Mr. Lemass: Would the Minister let me have that information privately?

Mr. Tully: Yes, if the Deputy has not got all that information I will give him as much as possible.

17. Mr. Faulkner asked the Minister for Local Government the total savings in the current year arising from the withdrawal of private housing grants.

18. Mr. Faulkner asked the Minister for Local Government if he will confirm that the grants for private new houses will be paid where the foundations were laid prior to 1st January, 1976, whether or not formal application for the grant was made to his Department.

19. Mr. Callanan asked the Minister for Local Government if a person who has completed building a new house before 1st January, 1976, but has not applied for a local government grant and does not qualify for a local authority grant, will be paid his local government grant if he applies now.

Mr. Tully: I propose with the permission of the Ceann Comhairle to answer Questions Nos. 17, 18 and 19 together.

It is estimated that there will be a saving of about £750,000 this year arising from the Government's decision to restrict new house grants to applicants who are eligible for supplementary grants from local authorities. Grants will continue to be allocated and paid to such applicants, irrespective of when the work commenced or when the application for grant was made. As already announced, in any other case, the State grant will not be payable unless a formal application for a grant was received [344] on or before 31st December, 1975.

Mr. Moore: What was the figure saved?

Mr. Tully: £750,000.

Mr. Callanan: I was disappointed that the Minister did not increase the grant. Is the Minister aware that many people who had completed their houses did not apply for the grant because they were expecting that the grant would be increased on a certain date?

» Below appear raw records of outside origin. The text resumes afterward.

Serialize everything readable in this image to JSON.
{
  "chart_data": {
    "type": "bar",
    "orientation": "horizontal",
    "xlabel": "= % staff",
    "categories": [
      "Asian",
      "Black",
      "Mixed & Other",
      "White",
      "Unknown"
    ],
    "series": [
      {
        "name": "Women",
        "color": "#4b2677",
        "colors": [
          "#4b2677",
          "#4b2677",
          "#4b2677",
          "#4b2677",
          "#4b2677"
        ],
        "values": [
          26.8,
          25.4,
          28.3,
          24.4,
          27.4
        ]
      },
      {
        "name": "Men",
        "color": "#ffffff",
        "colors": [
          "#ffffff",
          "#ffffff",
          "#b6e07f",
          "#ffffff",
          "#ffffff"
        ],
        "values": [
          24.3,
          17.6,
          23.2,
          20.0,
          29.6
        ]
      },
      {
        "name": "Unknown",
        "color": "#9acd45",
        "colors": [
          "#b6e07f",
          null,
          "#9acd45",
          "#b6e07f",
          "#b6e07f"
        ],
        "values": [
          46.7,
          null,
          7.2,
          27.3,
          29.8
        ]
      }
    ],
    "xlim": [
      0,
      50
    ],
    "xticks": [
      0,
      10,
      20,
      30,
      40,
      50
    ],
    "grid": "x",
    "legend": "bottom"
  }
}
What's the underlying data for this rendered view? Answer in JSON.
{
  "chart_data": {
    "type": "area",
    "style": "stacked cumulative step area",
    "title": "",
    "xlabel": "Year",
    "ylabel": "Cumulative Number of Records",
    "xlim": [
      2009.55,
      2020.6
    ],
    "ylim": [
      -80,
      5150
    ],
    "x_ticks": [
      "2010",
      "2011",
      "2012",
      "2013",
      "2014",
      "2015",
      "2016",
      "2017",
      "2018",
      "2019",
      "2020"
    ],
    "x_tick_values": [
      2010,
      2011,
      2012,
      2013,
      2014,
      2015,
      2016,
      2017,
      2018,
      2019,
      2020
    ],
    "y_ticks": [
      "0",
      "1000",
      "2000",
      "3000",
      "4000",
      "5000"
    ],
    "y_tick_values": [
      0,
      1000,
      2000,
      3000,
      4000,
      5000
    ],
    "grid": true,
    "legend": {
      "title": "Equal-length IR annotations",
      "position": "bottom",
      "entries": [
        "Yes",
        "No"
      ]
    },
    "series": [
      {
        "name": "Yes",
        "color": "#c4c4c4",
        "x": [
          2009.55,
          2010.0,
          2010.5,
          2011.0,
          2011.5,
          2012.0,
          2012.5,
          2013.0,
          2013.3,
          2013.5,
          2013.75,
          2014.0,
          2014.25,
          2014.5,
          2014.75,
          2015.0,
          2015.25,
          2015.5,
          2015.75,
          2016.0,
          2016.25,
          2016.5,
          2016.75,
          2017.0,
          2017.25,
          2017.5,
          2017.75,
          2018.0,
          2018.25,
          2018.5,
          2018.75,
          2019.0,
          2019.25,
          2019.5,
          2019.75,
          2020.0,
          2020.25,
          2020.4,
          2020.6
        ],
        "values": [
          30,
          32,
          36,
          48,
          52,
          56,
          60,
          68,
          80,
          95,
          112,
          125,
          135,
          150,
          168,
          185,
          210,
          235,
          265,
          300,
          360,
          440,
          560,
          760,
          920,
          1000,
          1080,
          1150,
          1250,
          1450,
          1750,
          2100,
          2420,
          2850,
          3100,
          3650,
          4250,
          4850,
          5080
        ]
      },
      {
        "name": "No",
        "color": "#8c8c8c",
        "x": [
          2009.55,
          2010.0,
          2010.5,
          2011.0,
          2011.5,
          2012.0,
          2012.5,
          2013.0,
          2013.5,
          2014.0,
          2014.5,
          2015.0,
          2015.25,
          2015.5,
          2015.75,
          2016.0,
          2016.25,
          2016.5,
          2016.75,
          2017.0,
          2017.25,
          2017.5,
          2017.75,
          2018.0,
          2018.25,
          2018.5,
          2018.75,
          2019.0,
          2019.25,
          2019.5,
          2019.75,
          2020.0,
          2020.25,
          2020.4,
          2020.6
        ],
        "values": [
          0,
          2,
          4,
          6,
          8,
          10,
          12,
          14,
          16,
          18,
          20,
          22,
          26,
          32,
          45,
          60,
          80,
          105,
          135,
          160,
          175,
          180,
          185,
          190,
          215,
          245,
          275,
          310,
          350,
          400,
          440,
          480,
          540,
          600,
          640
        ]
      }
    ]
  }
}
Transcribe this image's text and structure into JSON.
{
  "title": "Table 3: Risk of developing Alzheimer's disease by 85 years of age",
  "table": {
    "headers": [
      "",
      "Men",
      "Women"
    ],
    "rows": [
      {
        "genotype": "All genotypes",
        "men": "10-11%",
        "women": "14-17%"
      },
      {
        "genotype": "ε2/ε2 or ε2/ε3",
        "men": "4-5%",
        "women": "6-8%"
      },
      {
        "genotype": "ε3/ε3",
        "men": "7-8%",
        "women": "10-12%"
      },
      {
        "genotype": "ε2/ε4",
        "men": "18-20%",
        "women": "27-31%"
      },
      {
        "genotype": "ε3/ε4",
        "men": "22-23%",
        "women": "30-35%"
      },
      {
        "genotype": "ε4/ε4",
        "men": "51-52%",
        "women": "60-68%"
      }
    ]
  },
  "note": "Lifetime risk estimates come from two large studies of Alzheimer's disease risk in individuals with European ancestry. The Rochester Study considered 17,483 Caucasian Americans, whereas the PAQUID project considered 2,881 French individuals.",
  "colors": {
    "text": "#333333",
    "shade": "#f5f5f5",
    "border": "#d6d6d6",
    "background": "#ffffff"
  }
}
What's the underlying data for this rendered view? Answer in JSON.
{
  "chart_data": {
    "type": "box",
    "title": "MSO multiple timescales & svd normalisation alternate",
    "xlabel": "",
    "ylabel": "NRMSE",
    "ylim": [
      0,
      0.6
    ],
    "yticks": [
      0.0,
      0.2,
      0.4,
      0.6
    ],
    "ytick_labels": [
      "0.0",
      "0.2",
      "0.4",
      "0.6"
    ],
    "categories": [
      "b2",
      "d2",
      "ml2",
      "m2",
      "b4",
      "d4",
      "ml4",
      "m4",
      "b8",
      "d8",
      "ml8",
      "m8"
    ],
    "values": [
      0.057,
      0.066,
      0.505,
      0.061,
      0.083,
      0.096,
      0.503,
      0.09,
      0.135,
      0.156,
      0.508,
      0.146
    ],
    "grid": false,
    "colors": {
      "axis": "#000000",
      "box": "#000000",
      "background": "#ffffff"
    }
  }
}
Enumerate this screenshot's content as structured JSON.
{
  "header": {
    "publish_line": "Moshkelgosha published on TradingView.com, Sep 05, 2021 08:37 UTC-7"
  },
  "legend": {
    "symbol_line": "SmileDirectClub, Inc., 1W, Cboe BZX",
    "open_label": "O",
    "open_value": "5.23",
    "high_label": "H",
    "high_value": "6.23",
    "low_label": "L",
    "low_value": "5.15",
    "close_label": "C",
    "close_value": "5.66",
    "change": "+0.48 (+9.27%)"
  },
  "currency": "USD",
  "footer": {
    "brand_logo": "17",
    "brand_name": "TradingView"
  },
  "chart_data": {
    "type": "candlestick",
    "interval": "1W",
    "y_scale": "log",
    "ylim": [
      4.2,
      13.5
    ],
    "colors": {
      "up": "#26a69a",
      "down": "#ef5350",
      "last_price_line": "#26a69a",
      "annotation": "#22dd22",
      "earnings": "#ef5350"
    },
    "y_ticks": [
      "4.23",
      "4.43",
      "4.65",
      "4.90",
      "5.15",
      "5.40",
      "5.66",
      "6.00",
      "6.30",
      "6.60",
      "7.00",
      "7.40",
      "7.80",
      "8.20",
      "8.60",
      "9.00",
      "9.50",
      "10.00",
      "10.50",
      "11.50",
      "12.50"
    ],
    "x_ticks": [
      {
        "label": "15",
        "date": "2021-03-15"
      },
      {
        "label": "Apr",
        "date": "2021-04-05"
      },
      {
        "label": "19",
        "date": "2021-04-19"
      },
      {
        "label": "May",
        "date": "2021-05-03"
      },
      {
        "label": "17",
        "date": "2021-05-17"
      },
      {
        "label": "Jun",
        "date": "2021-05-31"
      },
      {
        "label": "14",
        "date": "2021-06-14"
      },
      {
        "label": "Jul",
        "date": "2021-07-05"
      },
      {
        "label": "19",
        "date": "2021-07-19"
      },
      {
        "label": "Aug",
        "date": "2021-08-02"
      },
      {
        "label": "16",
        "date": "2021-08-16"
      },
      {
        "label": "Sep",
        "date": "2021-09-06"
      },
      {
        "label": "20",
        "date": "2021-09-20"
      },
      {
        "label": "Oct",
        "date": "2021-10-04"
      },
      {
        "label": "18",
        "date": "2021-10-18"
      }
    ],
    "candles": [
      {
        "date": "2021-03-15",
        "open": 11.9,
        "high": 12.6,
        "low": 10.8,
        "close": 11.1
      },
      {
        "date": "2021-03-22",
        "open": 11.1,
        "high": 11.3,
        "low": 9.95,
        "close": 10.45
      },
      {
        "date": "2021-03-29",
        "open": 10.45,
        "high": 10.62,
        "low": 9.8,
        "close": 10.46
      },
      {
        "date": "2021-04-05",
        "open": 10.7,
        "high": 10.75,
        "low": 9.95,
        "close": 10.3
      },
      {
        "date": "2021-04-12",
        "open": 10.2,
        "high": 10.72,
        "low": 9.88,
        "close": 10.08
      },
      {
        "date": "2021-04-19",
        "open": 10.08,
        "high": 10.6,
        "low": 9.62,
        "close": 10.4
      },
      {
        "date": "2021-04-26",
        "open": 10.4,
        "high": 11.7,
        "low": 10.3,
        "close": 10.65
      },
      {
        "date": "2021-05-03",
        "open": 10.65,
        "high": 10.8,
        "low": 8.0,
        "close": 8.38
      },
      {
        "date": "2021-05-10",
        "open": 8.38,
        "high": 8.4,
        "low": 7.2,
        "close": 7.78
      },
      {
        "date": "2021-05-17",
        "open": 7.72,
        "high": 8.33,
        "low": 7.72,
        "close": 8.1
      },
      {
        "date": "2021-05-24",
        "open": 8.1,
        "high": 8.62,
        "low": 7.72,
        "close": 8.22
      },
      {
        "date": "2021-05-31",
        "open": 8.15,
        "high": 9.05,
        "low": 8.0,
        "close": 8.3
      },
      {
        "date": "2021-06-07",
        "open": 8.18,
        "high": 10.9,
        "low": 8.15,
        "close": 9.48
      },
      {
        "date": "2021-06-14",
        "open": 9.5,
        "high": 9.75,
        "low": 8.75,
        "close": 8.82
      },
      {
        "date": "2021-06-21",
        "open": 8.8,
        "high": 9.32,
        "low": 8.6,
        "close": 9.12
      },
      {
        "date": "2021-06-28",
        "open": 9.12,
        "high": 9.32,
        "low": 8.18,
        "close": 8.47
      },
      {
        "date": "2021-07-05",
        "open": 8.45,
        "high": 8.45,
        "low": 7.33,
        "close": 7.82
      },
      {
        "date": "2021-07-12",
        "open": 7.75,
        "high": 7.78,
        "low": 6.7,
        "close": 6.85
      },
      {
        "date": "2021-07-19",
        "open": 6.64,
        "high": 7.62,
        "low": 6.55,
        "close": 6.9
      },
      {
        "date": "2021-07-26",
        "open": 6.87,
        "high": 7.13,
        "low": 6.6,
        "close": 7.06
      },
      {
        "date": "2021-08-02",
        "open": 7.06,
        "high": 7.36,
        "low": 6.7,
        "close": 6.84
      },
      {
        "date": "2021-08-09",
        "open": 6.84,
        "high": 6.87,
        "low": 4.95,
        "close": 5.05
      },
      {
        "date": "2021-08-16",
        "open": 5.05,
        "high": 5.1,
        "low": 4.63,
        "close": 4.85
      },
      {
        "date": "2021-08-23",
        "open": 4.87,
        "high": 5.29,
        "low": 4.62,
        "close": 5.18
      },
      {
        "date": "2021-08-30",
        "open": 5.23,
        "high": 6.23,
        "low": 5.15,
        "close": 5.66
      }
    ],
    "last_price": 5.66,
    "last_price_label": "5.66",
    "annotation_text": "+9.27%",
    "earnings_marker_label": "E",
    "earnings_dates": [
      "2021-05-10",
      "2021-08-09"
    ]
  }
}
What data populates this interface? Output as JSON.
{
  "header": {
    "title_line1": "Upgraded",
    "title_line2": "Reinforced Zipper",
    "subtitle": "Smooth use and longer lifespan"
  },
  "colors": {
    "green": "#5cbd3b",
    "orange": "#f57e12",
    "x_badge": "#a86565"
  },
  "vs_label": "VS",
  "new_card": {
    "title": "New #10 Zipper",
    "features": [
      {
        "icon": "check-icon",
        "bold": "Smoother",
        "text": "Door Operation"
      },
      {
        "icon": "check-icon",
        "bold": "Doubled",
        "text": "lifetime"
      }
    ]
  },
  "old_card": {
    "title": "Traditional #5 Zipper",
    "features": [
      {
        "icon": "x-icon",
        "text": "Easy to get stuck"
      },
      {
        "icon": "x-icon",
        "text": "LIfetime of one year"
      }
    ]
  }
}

Mr. Tully: One of the conditions about grants is that the applicant must apply before he starts constructing the house. A system has been built up over the years whereby some people wait but I imagine that a person who can afford to wait for £325 until after he is living in his house is not very badly off or very much in need of the grant. I imagine that if he was short of cash he would apply earlier for the grant.

Mr. Callanan: Such people were waiting for the Minister to make an announcement and they expected that the Minister would increase the grants. I told people that they could expect the grants to be increased. During the last 18 months I have been asking questions about housing grants and I was very disappointed when the Minister dropped this bombshell.

Mr. Ray Burke: Would the Minister agree to reconsider this and to change the regulation to accommodate applicants who had laid foundations? Many foundations were laid during December and I am sure the Minister realises that prior to Christmas it was difficult for people to fill in forms.

Mr. Tully: Did the Deputy not say that no houses were being built?

Mr. Ray Burke: Many people left their applications over until after Christmas and for this reason would he not agree to change the regulation?

Mr. Tully: I am sorry, I cannot change it.

[345] Mr. Spring: Is the Minister aware that when former Minister Kevin Boland, was in charge of the Department of Local Government any house costing more than £6,000 did not qualify for a grant? Some of the houses which qualified for State grants were being sold for more than £20,000?

Mr. P. Belton: It was only pocket-money for the builders.

Mr. Callanan: Surely the Minister is aware that house prices have increased by more than 50 per cent?

20. Mr. Faulkner asked the Minister for Local Government the number of grant applications for private new houses; and the total amount expected to be paid in respect of these applications at present with his Department.

Mr. Tully: It is assumed that the question refers to the year 1975. Statistics of grant applications are not readily available in my Department, but grants were allocated for 16,570 houses in that year. All grants allocated will be paid if and when the houses concerned are completed satisfactorily.

It is expected that new house grant payments in 1976 will total approximately £4.75 million.